Problem: Wrong location inferred during gap

Possible Causes:

  • GPS drift caused points to appear at same location
  • Max gap duration too long
  • Actually did return to same location by coincidence

Solutions:

  1. Decrease Max Gap Duration for Inference to 12 hours
  2. Disable inference if it's causing incorrect timelines
  3. Inference is conservative - it only applies when locations clearly match

Problem: Gaps during trips create confusing timeline

Possible Causes:

  • Normal behavior - gaps during trips should create gaps
  • Inference correctly doesn't apply during movement

Solutions:

  1. This is expected behavior
  2. Gaps during trips protect against false route assumptions
  3. Consider if your GPS tracking should be more continuous during trips

Problem: Gap between two different locations not detected

Possible Causes:

  • Gap duration below threshold
  • Minimum gap duration not met

Solutions:

  1. Decrease Data Gap Threshold if gaps should be shorter
  2. Decrease Minimum Gap Duration
  3. Check actual time between points vs. threshold

Impact on Timeline Rebuild

Changing data gap settings triggers a full timeline rebuild:

What Changes:

  • All gaps are re-evaluated with new thresholds
  • Inference is applied or removed based on new settings
  • Stay durations may change when inference is toggled

What Doesn't Change:

  • Original GPS data remains intact
  • Non-gap timeline events maintain their detection parameters
Enabling Inference

When you enable Gap Stay Inference, stays that previously ended at gaps will now extend across those gaps (where conditions are met). This can significantly change stay durations in your historical timeline.
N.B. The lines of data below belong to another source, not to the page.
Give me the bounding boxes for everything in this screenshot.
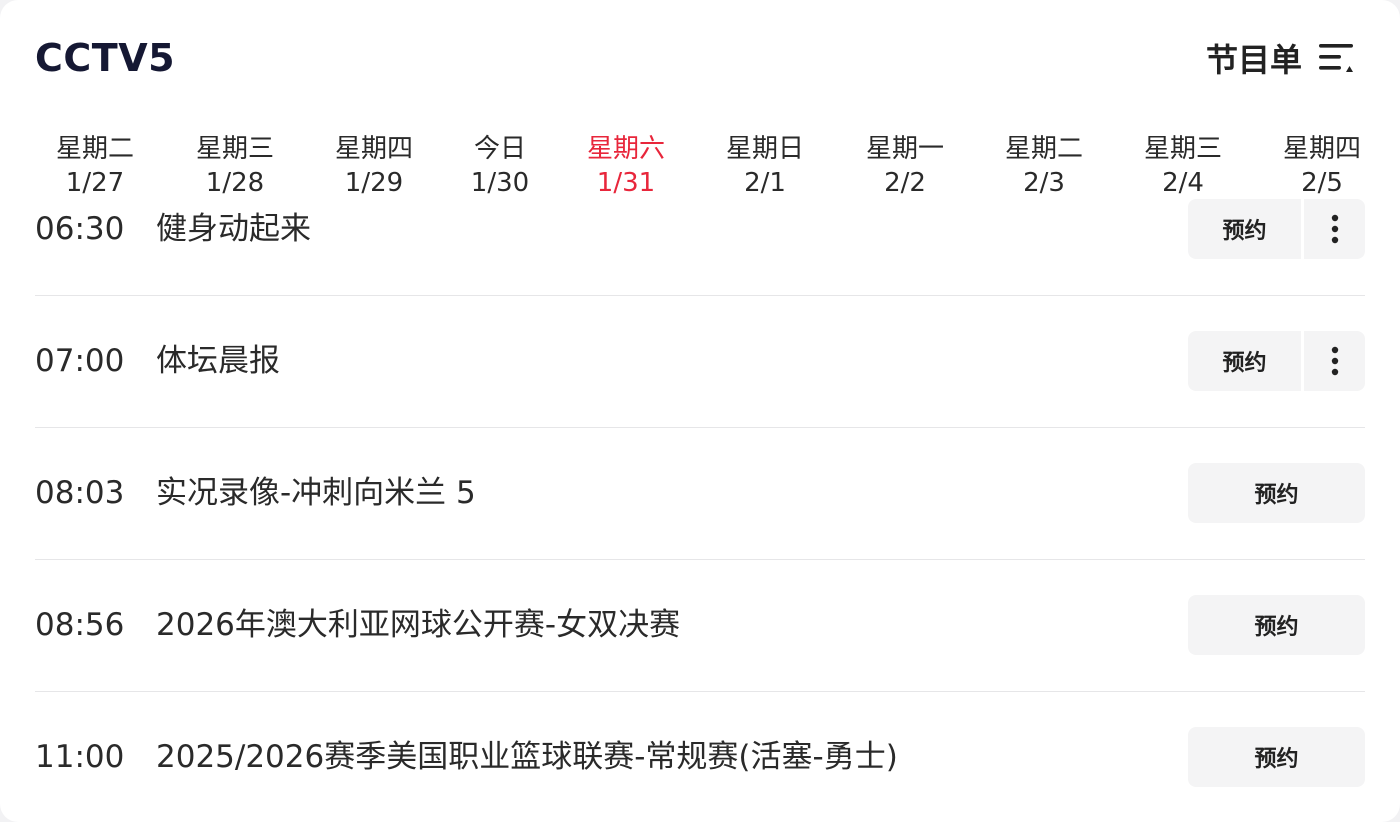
- divider: [35, 295, 1365, 296]
- divider: [35, 691, 1365, 692]
- program-row: 07:00 体坛晨报 预约: [35, 331, 1365, 391]
- program-row: 08:03 实况录像-冲刺向米兰 5 预约: [35, 463, 1365, 523]
- reserve-button[interactable]: 预约: [1188, 463, 1365, 523]
- program-time: 08:56: [35, 607, 125, 643]
- program-title: 健身动起来: [156, 211, 311, 247]
- reserve-button[interactable]: 预约: [1188, 331, 1301, 391]
- program-time: 07:00: [35, 343, 125, 379]
- program-time: 06:30: [35, 211, 125, 247]
- reserve-button[interactable]: 预约: [1188, 727, 1365, 787]
- more-button[interactable]: [1304, 199, 1365, 259]
- program-row: 06:30 健身动起来 预约: [35, 199, 1365, 259]
- program-row: 08:56 2026年澳大利亚网球公开赛-女双决赛 预约: [35, 595, 1365, 655]
- program-list: 06:30 健身动起来 预约 07:00 体坛晨报 预约 08:03 实况录像-…: [0, 0, 1400, 822]
- divider: [35, 427, 1365, 428]
- more-vertical-icon: [1331, 214, 1338, 244]
- divider: [35, 559, 1365, 560]
- more-vertical-icon: [1331, 346, 1338, 376]
- program-title: 2026年澳大利亚网球公开赛-女双决赛: [156, 607, 681, 643]
- program-title: 实况录像-冲刺向米兰 5: [156, 475, 476, 511]
- program-row: 11:00 2025/2026赛季美国职业篮球联赛-常规赛(活塞-勇士) 预约: [35, 727, 1365, 787]
- more-button[interactable]: [1304, 331, 1365, 391]
- reserve-button[interactable]: 预约: [1188, 199, 1301, 259]
- reserve-button[interactable]: 预约: [1188, 595, 1365, 655]
- program-time: 08:03: [35, 475, 125, 511]
- program-time: 11:00: [35, 739, 125, 775]
- program-title: 体坛晨报: [156, 343, 280, 379]
- program-title: 2025/2026赛季美国职业篮球联赛-常规赛(活塞-勇士): [156, 739, 898, 775]
- program-guide-card: CCTV5 节目单 星期二 1/27 星期三 1/28 星期四 1/29 今日 …: [0, 0, 1400, 822]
Data gap detection works together with other timeline features:


Summary

Data gaps and gap stay inference handle missing GPS data intelligently:

  • Data gaps honestly represent periods of unknown location
  • Gap threshold controls when gaps are detected (default 3 hours)
  • Minimum duration filters out insignificant gaps (default 30 minutes)
  • Gap stay inference infers stays when returning to same location
  • Inference conditions ensure conservative, accurate inference

By enabling gap stay inference and configuring appropriate thresholds, you can get more accurate continuous stays (like overnight at home) while still preserving the integrity of your timeline when GPS tracking truly stops.

Best Practice

Enable Gap Stay Inference with a 24-hour maximum for most personal tracking use cases. This captures common overnight gaps at home while remaining conservative enough to avoid incorrect inferences for longer gaps.